Unpaid work and an Ulsterman’s labours of love.

Well, its 37 and time, I suppose, to call it a day.   Get real, and end the long, long blag.  Get a life and do some graft. 

Ive never really had a career, so to say I’m coming back – after years in a cult indie band -  to a career is a bit of a myth really.  Don’t be fooled.

Ive lasted the full length in education and vocation, from 18 to 30 spent in uni and a (successful) peace process to a lucky seven more with bands.  Its been rude, its been dishonest, at times its been ugly.  Ive often felt like one big con artist, bluffing my way around the rat-race and giving little back to the system which gave me so much.  However, Ive been offered my advance (albeit I’ll hold out for another $50k), so I suppose  even I have made my money, and should not care.  About doing little, or nothing, for so long.

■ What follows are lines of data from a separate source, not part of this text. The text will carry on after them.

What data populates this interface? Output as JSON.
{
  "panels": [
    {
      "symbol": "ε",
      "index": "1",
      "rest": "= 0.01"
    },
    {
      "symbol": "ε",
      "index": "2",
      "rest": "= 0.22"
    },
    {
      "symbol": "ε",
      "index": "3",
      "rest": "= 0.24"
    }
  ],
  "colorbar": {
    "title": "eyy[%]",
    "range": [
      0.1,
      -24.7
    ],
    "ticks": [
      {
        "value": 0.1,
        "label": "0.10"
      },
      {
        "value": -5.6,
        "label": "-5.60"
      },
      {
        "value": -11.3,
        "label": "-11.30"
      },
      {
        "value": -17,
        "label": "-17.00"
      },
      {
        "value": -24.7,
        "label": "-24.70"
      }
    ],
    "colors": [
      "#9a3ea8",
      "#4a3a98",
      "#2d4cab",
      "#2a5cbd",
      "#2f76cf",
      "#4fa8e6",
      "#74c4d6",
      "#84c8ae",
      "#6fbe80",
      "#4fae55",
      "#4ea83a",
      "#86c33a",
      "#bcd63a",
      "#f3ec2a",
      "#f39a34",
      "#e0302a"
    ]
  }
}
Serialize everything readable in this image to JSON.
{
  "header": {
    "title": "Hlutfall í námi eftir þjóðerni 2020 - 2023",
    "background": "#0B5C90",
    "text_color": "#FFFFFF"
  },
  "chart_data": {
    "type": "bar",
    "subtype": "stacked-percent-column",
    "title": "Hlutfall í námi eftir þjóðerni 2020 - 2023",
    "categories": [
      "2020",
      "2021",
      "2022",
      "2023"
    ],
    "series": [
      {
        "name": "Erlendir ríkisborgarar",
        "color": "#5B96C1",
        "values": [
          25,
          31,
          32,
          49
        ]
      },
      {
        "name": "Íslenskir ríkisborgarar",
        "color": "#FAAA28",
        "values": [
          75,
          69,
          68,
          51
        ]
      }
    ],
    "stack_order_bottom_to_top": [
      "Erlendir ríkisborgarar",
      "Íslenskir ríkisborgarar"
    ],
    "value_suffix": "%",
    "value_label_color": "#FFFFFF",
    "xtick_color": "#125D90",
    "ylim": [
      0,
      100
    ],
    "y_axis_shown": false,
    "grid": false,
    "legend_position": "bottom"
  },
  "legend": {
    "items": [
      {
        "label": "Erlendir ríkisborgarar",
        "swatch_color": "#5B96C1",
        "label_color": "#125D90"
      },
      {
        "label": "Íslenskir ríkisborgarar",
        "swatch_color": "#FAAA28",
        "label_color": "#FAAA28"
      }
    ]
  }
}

Or is it really nothing?   Do any of us really “do f*** all”?  Go “unemployed”,  blag it ”off” or “bluff the sick”?  Are we not always doing something, paid or unpaid, either accredited or less luckily or less skillfully taken for granted?

At eighteen, Johnnie got out of the Northern Ireland cauldron, both for space and an unbiased education.  Not that Queens or Ulster were biased in any way, of course.  He just needed out to see what a not divided society was like.  It wasn’t much to ask, for a testosterone filled young Orange male to get away from the politics and the tribal nature of Proddies versus Taigs.  Surely it could only help matters.

Ironically, after working my way to the top of the student ladder in Hull, I went back to contuinue lobbying/pestering folk, and work on the fringes of the formative peace process in Ireland.  This was unplanned but it suited,  having failed at the second of three youthful but love-driven relationships.  I rebuilt alot of bridges back where I was from.  For example, and more importantly my little fringe roles actually worked.   Still in my twenties, I proposed policy which was accepted, mediated conflicts which were managed if not resolved, and worked for up-and-coming local politicians who are now the true Masters of The Peace Process.   I only regret not handing out more press releases as I stood with them on the steps of Stormont, after sending advice to Mo and being told “this is going to happen son”, or taking channel 4 or more recently the BBC news 24 up on their offers of going on TV to tell them my big plan.  Maybe the people at the sick would see me and say “no more sick pay”.  After all, I wasn’t really that “sick” when I was doing such good work on the future of our wee country.